Die Befähigungsinitiative und die neue Teilhabeinitiative ergänzen sich also sehr gut, genauso wie die Befähigungsgerechtigkeit und das Prinzip der selbstbestimmten Teilhabe. Sie sind eine Herausforderung für die Caritas. Sie sind eine Orientierung für die Kirche und ihre Caritas, zu einem Leben in Würde für alle Menschen und Solidarität in der Gesellschaft beizutragen.
Anmerkungen
1. Vgl. Winkler, Katja: Körperlichkeit, Gesundheit, gutes Leben. Zur Begründung einer allgemeinen Gesundheitsversorgung aus der Perspektive des Capabilities approach. In: Jahrbuch für Christliche Sozialwissenschaften 47 (2006). S. 131 f.

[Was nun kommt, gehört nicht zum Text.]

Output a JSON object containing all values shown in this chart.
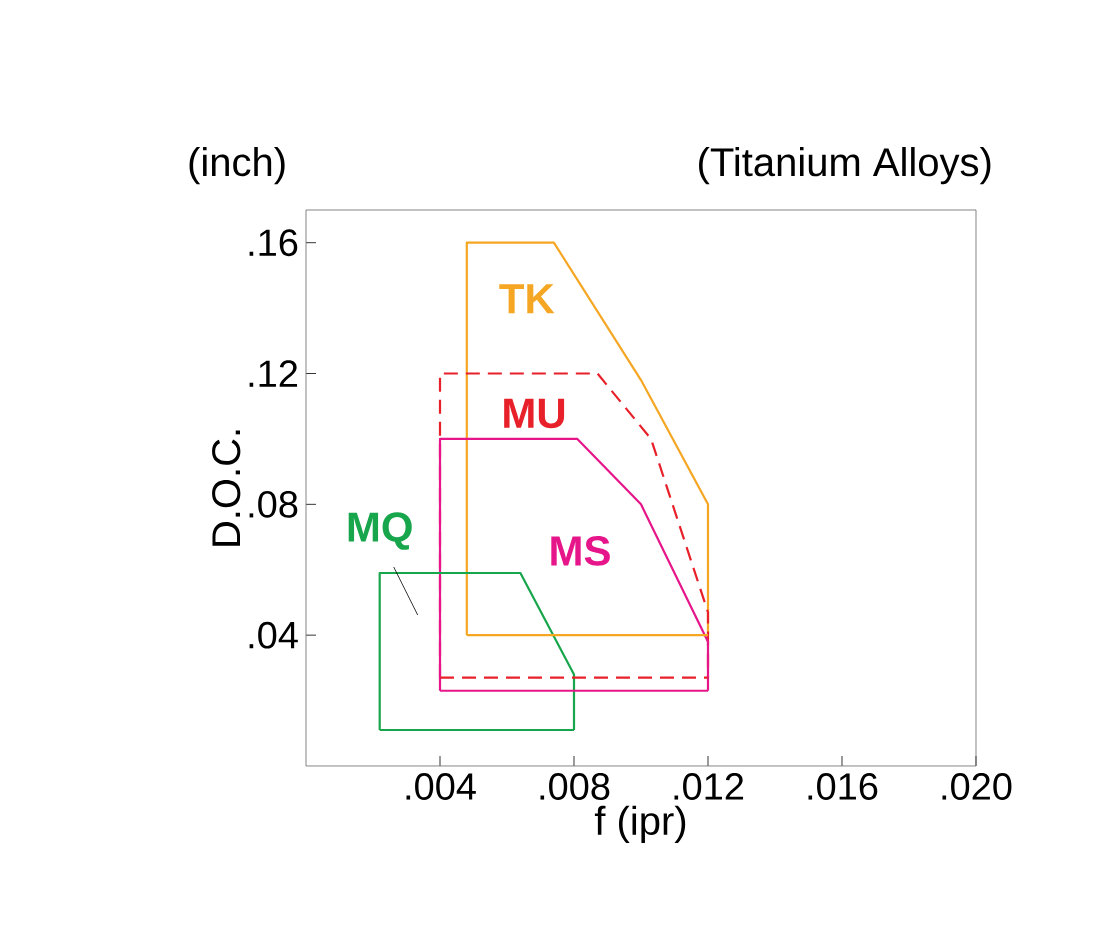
{
  "chart_data": {
    "type": "line",
    "title": "(Titanium Alloys)",
    "xlabel": "f (ipr)",
    "ylabel": "D.O.C.",
    "xlim": [
      0,
      0.02
    ],
    "ylim": [
      0,
      0.17
    ],
    "xticks": [
      {
        "value": 0.004,
        "label": ".004"
      },
      {
        "value": 0.008,
        "label": ".008"
      },
      {
        "value": 0.012,
        "label": ".012"
      },
      {
        "value": 0.016,
        "label": ".016"
      },
      {
        "value": 0.02,
        "label": ".020"
      }
    ],
    "yticks": [
      {
        "value": 0.04,
        "label": ".04"
      },
      {
        "value": 0.08,
        "label": ".08"
      },
      {
        "value": 0.12,
        "label": ".12"
      },
      {
        "value": 0.16,
        "label": ".16"
      }
    ],
    "series": [
      {
        "name": "TK",
        "color": "#f5a623",
        "line_style": "solid",
        "x": [
          0.0048,
          0.0048,
          0.0074,
          0.01,
          0.012,
          0.012
        ],
        "values": [
          0.04,
          0.16,
          0.16,
          0.118,
          0.08,
          0.04
        ]
      },
      {
        "name": "MU",
        "color": "#e8202a",
        "line_style": "dashed",
        "x": [
          0.004,
          0.004,
          0.0087,
          0.0103,
          0.012,
          0.012
        ],
        "values": [
          0.027,
          0.12,
          0.12,
          0.1,
          0.047,
          0.027
        ]
      },
      {
        "name": "MS",
        "color": "#e6168a",
        "line_style": "solid",
        "x": [
          0.004,
          0.004,
          0.0081,
          0.01,
          0.012,
          0.012
        ],
        "values": [
          0.023,
          0.1,
          0.1,
          0.08,
          0.038,
          0.023
        ]
      },
      {
        "name": "MQ",
        "color": "#18a64c",
        "line_style": "solid",
        "x": [
          0.0022,
          0.0022,
          0.0064,
          0.008,
          0.008
        ],
        "values": [
          0.011,
          0.059,
          0.059,
          0.028,
          0.011
        ]
      },
      {
        "color": "#f5a623",
        "line_style": "solid",
        "x": [
          0.0048,
          0.012
        ],
        "values": [
          0.04,
          0.04
        ]
      },
      {
        "color": "#e8202a",
        "line_style": "dashed",
        "x": [
          0.004,
          0.012
        ],
        "values": [
          0.027,
          0.027
        ]
      },
      {
        "color": "#e6168a",
        "line_style": "solid",
        "x": [
          0.004,
          0.012
        ],
        "values": [
          0.023,
          0.023
        ]
      },
      {
        "color": "#18a64c",
        "line_style": "solid",
        "x": [
          0.0022,
          0.008
        ],
        "values": [
          0.011,
          0.011
        ]
      }
    ],
    "annotations": [
      "(inch)"
    ]
  }
}
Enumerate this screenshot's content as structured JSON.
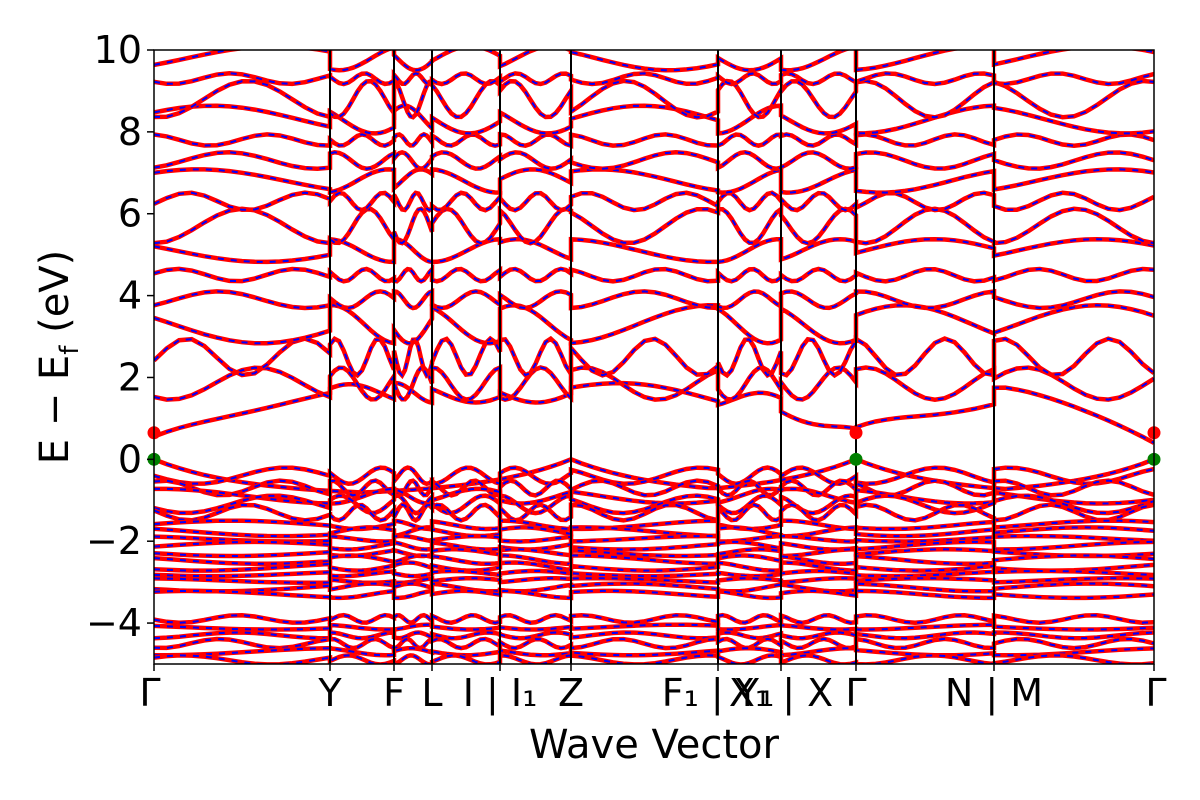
{
  "chart_data": {
    "type": "line",
    "title": "",
    "xlabel": "Wave Vector",
    "ylabel": "E − E",
    "ylabel_sub": "f",
    "ylabel_unit": " (eV)",
    "ylim": [
      -5,
      10
    ],
    "yticks": [
      10,
      8,
      6,
      4,
      2,
      0,
      -2,
      -4
    ],
    "ytick_labels": [
      "10",
      "8",
      "6",
      "4",
      "2",
      "0",
      "−2",
      "−4"
    ],
    "grid": false,
    "legend": "none",
    "kpath": [
      {
        "label": "Γ",
        "x": 0.0
      },
      {
        "label": "Y",
        "x": 1.76
      },
      {
        "label": "F",
        "x": 2.4
      },
      {
        "label": "L",
        "x": 2.78
      },
      {
        "label": "I | I₁",
        "x": 3.46
      },
      {
        "label": "Z",
        "x": 4.17
      },
      {
        "label": "F₁ | Y₁",
        "x": 5.64
      },
      {
        "label": "X₁ | X",
        "x": 6.27
      },
      {
        "label": "Γ",
        "x": 7.02
      },
      {
        "label": "N | M",
        "x": 8.4
      },
      {
        "label": "Γ",
        "x": 10.0
      }
    ],
    "tick_text": [
      {
        "text": "Γ",
        "x": 0.0
      },
      {
        "text": "Y",
        "x": 1.76
      },
      {
        "text": "F",
        "x": 2.4
      },
      {
        "text": "L",
        "x": 2.78
      },
      {
        "text": "I | I₁",
        "x": 3.46
      },
      {
        "text": "Z",
        "x": 4.17
      },
      {
        "text": "F₁ | Y₁",
        "x": 5.64
      },
      {
        "text": "X₁ | X",
        "x": 6.27
      },
      {
        "text": "Γ",
        "x": 7.02
      },
      {
        "text": "N | M",
        "x": 8.4
      },
      {
        "text": "Γ",
        "x": 10.0
      }
    ],
    "band_groups": {
      "conduction": [
        1.4,
        1.85,
        2.5,
        3.3,
        3.9,
        4.5,
        5.1,
        5.7,
        6.3,
        6.8,
        7.3,
        7.8,
        8.3,
        8.8,
        9.3,
        9.8
      ],
      "valence_upper": [
        0.0,
        -0.4,
        -0.7,
        -0.9,
        -1.1,
        -1.3
      ],
      "valence_dense_top": -1.6,
      "valence_dense_bottom": -3.3,
      "valence_lower": [
        -3.9,
        -4.1,
        -4.3,
        -4.5,
        -4.7,
        -4.9
      ]
    },
    "series": [
      {
        "name": "",
        "color": "#ff0000",
        "style": "solid"
      },
      {
        "name": "",
        "color": "#0000ff",
        "style": "dashed"
      }
    ],
    "special_points": [
      {
        "x": 0.0,
        "y": 0.65,
        "color": "#ff0000"
      },
      {
        "x": 0.0,
        "y": 0.0,
        "color": "#008000"
      },
      {
        "x": 7.02,
        "y": 0.65,
        "color": "#ff0000"
      },
      {
        "x": 7.02,
        "y": 0.0,
        "color": "#008000"
      },
      {
        "x": 10.0,
        "y": 0.65,
        "color": "#ff0000"
      },
      {
        "x": 10.0,
        "y": 0.0,
        "color": "#008000"
      }
    ],
    "colors": {
      "red": "#ff0000",
      "blue": "#0000ff",
      "green": "#008000",
      "axis": "#000000"
    }
  }
}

2. Vgl. Winkler, Katja: Befähigung zur Beteiligung - Befähigung durch Beteiligung. Beteiligungsgerechtigkeit nach Martha Nussbaums Capabilities approach. In: Filipovic, Alexander; Eckstein, Christiane; Oostenryck, Klaus (Hrsg.): Beteiligung - Inklusion - Integration. Sozialethische Konzepte für die moderne Gesellschaft. Münster, 2007, S. 54 f.
3. Vgl. Filipovic, Alexander: Elemente einer kritischen Theorie der Beteiligungsgerechtigkeit : Christlich-Sozialethische Sondierungen. In: Heimbach-Steins, Marianne; Kruip, Gerhard; Neuhoff, Katja (Hrsg.): Bildungswege als Hindernisläufe : Zum Menschenrecht auf Bildung in Deutschland. Bielefeld, 2008, S. 173, 185.
4. Bartelheimer, Peter u.a.: Berichterstattung zur sozioökonomischen Entwicklung Deutschlands. Zweiter Bericht, Zwischenbericht, Teil I: Auswertung der Werkstattgespräche zur sozioökonomischen Entwicklung im ersten Halbjahr 2006, Göttingen; Teil 2: Zweiter Bericht zur sozioökonomischen Entwicklung Deutschlands - Konzept, Gliederung und Arbeitsplan. Göttingen 2006, S. 60.